Darn! And I though that the Cayenne Diesel was the best car Porsche currently makes. Apparently I was wrong, they can still hold their own when it comes to gasoline-powered cars also. Or so it is apparent after driving this little red Cayman S.
First thing when seeing it I said to myself: "Hot damn, check out the sexy back on that one! Ya know I'm not talkin' hooey!". Then I proceeded to knock the rear hood, hoping to find out how much horses this baby has underneath that nice red booty. Well, for the first time in my life, the knocking brought no information. Not a single thing!
You can imagine the fact that I was furiously angry about it, this had never happened to me! Whenever I would knock on the hood of a car I would instantly know what type of engine it has, how much power it delivers and all kinds of technical stuff. This time I received no feedback whatsoever!

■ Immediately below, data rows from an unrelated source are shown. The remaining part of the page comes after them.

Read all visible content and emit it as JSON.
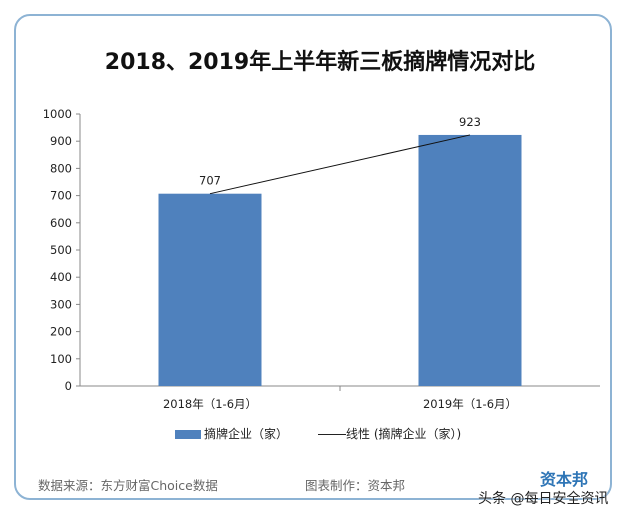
{
  "chart_data": {
    "type": "bar",
    "title": "2018、2019年上半年新三板摘牌情况对比",
    "categories": [
      "2018年（1-6月）",
      "2019年（1-6月）"
    ],
    "series": [
      {
        "name": "摘牌企业（家）",
        "values": [
          707,
          923
        ],
        "color": "#4f81bd"
      }
    ],
    "trendline": {
      "name": "线性 (摘牌企业（家）)",
      "type": "linear"
    },
    "data_labels": [
      "707",
      "923"
    ],
    "ylim": [
      0,
      1000
    ],
    "yticks": [
      "0",
      "100",
      "200",
      "300",
      "400",
      "500",
      "600",
      "700",
      "800",
      "900",
      "1000"
    ],
    "grid": false,
    "legend": "bottom"
  },
  "legend": {
    "bar": "摘牌企业（家）",
    "line": "线性 (摘牌企业（家）)"
  },
  "footer": {
    "source": "数据来源：东方财富Choice数据",
    "maker": "图表制作：资本邦"
  },
  "logo": "资本邦",
  "watermark": "头条 @每日安全资讯"
}
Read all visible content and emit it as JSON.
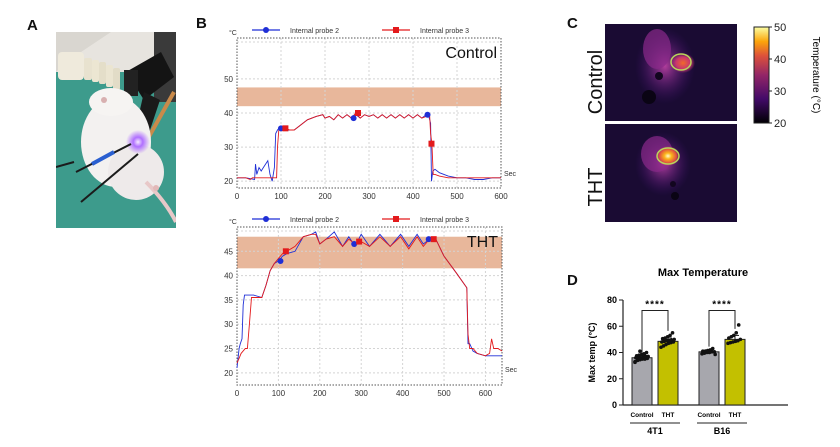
{
  "panels": {
    "a": {
      "letter": "A",
      "photo_alt": "mouse-under-plasma-device"
    },
    "b": {
      "letter": "B"
    },
    "c": {
      "letter": "C"
    },
    "d": {
      "letter": "D"
    }
  },
  "chart_data": [
    {
      "id": "control-trace",
      "type": "line",
      "label": "Control",
      "yunit": "°C",
      "xunit": "Sec",
      "xlim": [
        0,
        600
      ],
      "ylim": [
        18,
        62
      ],
      "xticks": [
        0,
        100,
        200,
        300,
        400,
        500,
        600
      ],
      "yticks": [
        20,
        30,
        40,
        50
      ],
      "grid": true,
      "band": [
        42,
        47.5
      ],
      "legend": [
        "Internal probe 2",
        "Internal probe 3"
      ],
      "legend_placement": "top",
      "series": [
        {
          "name": "Internal probe 2",
          "color": "#1f2fd6",
          "marker": "circle",
          "x": [
            0,
            20,
            40,
            42,
            45,
            50,
            55,
            60,
            65,
            70,
            75,
            80,
            85,
            88,
            92,
            95,
            100,
            110,
            120,
            130,
            140,
            160,
            180,
            195,
            200,
            210,
            220,
            230,
            240,
            250,
            260,
            270,
            280,
            290,
            300,
            310,
            320,
            330,
            340,
            350,
            360,
            370,
            380,
            390,
            400,
            410,
            420,
            430,
            436,
            440,
            442,
            445,
            450,
            460,
            480,
            500,
            520,
            540,
            560,
            580,
            600
          ],
          "y": [
            21,
            21,
            20.5,
            25,
            22,
            24,
            23,
            24,
            25,
            26,
            22,
            20,
            24,
            34,
            35,
            35.5,
            35.5,
            35,
            35,
            35,
            36,
            38,
            39,
            39.5,
            38.5,
            39,
            38,
            39.5,
            38.5,
            39.5,
            38.5,
            39.5,
            38.5,
            39.5,
            39,
            39.5,
            38.5,
            39.5,
            38.5,
            39.5,
            38.5,
            39.5,
            38.5,
            39.5,
            38.5,
            39.5,
            38.5,
            39.5,
            39,
            37,
            20,
            23,
            23.5,
            22.5,
            21.5,
            21,
            21,
            20.5,
            20.5,
            21,
            21
          ],
          "markers": [
            [
              100,
              35.5
            ],
            [
              265,
              38.5
            ],
            [
              433,
              39.5
            ]
          ]
        },
        {
          "name": "Internal probe 3",
          "color": "#e31a1c",
          "marker": "square",
          "x": [
            0,
            20,
            30,
            35,
            60,
            80,
            90,
            92,
            95,
            100,
            110,
            120,
            130,
            140,
            160,
            180,
            195,
            200,
            210,
            220,
            230,
            240,
            250,
            260,
            270,
            280,
            290,
            300,
            310,
            320,
            330,
            340,
            350,
            360,
            370,
            380,
            390,
            400,
            410,
            420,
            430,
            438,
            440,
            443,
            446,
            450,
            460,
            480,
            500,
            520,
            540,
            560,
            580,
            600
          ],
          "y": [
            21,
            21,
            20.5,
            21,
            21,
            21,
            21,
            30,
            35,
            35.5,
            35.5,
            35,
            35,
            36,
            38,
            39,
            39.5,
            38.5,
            39,
            38,
            39.5,
            38.5,
            39.5,
            38.5,
            40,
            38.5,
            39.5,
            39,
            39.5,
            38.5,
            39.5,
            38.5,
            39.5,
            38.5,
            39.5,
            38.5,
            39.5,
            38.5,
            39.5,
            38.5,
            39,
            39,
            34,
            31,
            22,
            22,
            21.5,
            21,
            21,
            21,
            21,
            21,
            21,
            21
          ],
          "markers": [
            [
              110,
              35.5
            ],
            [
              275,
              40
            ],
            [
              442,
              31
            ]
          ]
        }
      ]
    },
    {
      "id": "tht-trace",
      "type": "line",
      "label": "THT",
      "yunit": "°C",
      "xunit": "Sec",
      "xlim": [
        0,
        640
      ],
      "ylim": [
        17.5,
        50
      ],
      "xticks": [
        0,
        100,
        200,
        300,
        400,
        500,
        600
      ],
      "yticks": [
        20,
        25,
        30,
        35,
        40,
        45
      ],
      "grid": true,
      "band": [
        41.5,
        48
      ],
      "legend": [
        "Internal probe 2",
        "Internal probe 3"
      ],
      "legend_placement": "top",
      "series": [
        {
          "name": "Internal probe 2",
          "color": "#1f2fd6",
          "marker": "circle",
          "x": [
            0,
            5,
            8,
            12,
            15,
            18,
            20,
            25,
            40,
            60,
            70,
            80,
            90,
            100,
            110,
            120,
            140,
            160,
            180,
            190,
            200,
            215,
            235,
            255,
            270,
            285,
            300,
            320,
            345,
            370,
            395,
            415,
            435,
            450,
            465,
            480,
            500,
            530,
            555,
            558,
            562,
            570,
            580,
            600,
            620,
            640
          ],
          "y": [
            21,
            25,
            26,
            27,
            34,
            36,
            36,
            36,
            36,
            35.5,
            38,
            41,
            42.5,
            43,
            44,
            44.5,
            45,
            48,
            48.5,
            49,
            46.5,
            47.5,
            49,
            46,
            48,
            46,
            48.5,
            46,
            48.5,
            46,
            48.5,
            46,
            48.5,
            46.5,
            47.5,
            47.5,
            44,
            40.5,
            37.5,
            26,
            26,
            24.5,
            24,
            23.5,
            23.5,
            23.5
          ],
          "markers": [
            [
              105,
              43
            ],
            [
              283,
              46.5
            ],
            [
              463,
              47.5
            ]
          ]
        },
        {
          "name": "Internal probe 3",
          "color": "#e31a1c",
          "marker": "square",
          "x": [
            0,
            5,
            10,
            20,
            25,
            30,
            35,
            60,
            70,
            80,
            90,
            100,
            110,
            120,
            140,
            160,
            180,
            190,
            200,
            215,
            235,
            255,
            270,
            285,
            300,
            320,
            345,
            370,
            395,
            415,
            435,
            450,
            465,
            480,
            500,
            530,
            555,
            558,
            562,
            570,
            580,
            600,
            610,
            615,
            620,
            630,
            640
          ],
          "y": [
            22,
            23,
            24,
            25,
            25,
            30,
            35.5,
            35.5,
            38,
            41,
            42.5,
            43.5,
            44.5,
            45,
            46,
            48,
            48.5,
            48.5,
            46.5,
            47.5,
            48,
            46,
            47.5,
            46.5,
            47,
            46,
            48,
            46,
            48,
            45.5,
            48,
            46,
            47.5,
            47.5,
            44,
            40.5,
            37.5,
            28,
            25,
            25,
            24,
            23.5,
            24,
            27,
            25,
            25,
            24.5
          ],
          "markers": [
            [
              118,
              45
            ],
            [
              295,
              47
            ],
            [
              475,
              47.5
            ]
          ]
        }
      ]
    },
    {
      "id": "max-temperature",
      "type": "bar",
      "title": "Max Temperature",
      "ylabel": "Max temp (°C)",
      "ylim": [
        0,
        80
      ],
      "yticks": [
        0,
        20,
        40,
        60,
        80
      ],
      "groups": [
        "4T1",
        "B16"
      ],
      "categories": [
        "Control",
        "THT"
      ],
      "colors": {
        "Control": "#a7a7ad",
        "THT": "#c3c000"
      },
      "series": [
        {
          "group": "4T1",
          "category": "Control",
          "mean": 36,
          "sd": 2.5,
          "points": [
            33,
            34,
            34.5,
            35,
            35,
            35.5,
            36,
            36,
            36,
            36.5,
            37,
            37,
            37.5,
            38,
            38.5,
            39,
            40,
            32.5,
            34,
            41
          ]
        },
        {
          "group": "4T1",
          "category": "THT",
          "mean": 48.5,
          "sd": 2.5,
          "points": [
            44,
            45,
            46,
            47,
            47.5,
            48,
            48,
            48.5,
            49,
            49,
            49.5,
            50,
            50.5,
            51,
            52,
            53,
            55
          ]
        },
        {
          "group": "B16",
          "category": "Control",
          "mean": 40.5,
          "sd": 1.5,
          "points": [
            39,
            39.5,
            40,
            40,
            40.5,
            40.5,
            41,
            41,
            41.5,
            42,
            43,
            38.5
          ]
        },
        {
          "group": "B16",
          "category": "THT",
          "mean": 50,
          "sd": 3,
          "points": [
            47,
            47.5,
            48,
            48.5,
            49,
            50,
            51,
            52,
            53,
            55,
            61
          ]
        }
      ],
      "significance": [
        {
          "group": "4T1",
          "label": "****"
        },
        {
          "group": "B16",
          "label": "****"
        }
      ]
    }
  ],
  "thermal": {
    "rows": [
      "Control",
      "THT"
    ],
    "colorbar": {
      "label": "Temperature (°C)",
      "ticks": [
        20,
        30,
        40,
        50
      ],
      "min": 20,
      "max": 50
    }
  }
}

The plot thickened after I opened both hoods and realized that the engine was never to be seen! With a candid camera face I was then instructed about the fact that the Porsche Cayman has the engine positioned right in the middle of the car, behind the seats. I gotta admit, it had me fooled for a minute or so, and that only happens to me when I drink too much moonshine from my colored neighbor Jethro.
All in all, this is a pretty well-made car, it goes fairly fast and it looks like a million. The only problem that I can find with it is that fact that I have no roads to drive it on here in the wilderness. In conclusion, the only Porsche I would buy if I won the lottery would probably be the Cayenne, at least with that I wouldn't have to worry about scraping the undercarriage at every bump on the road.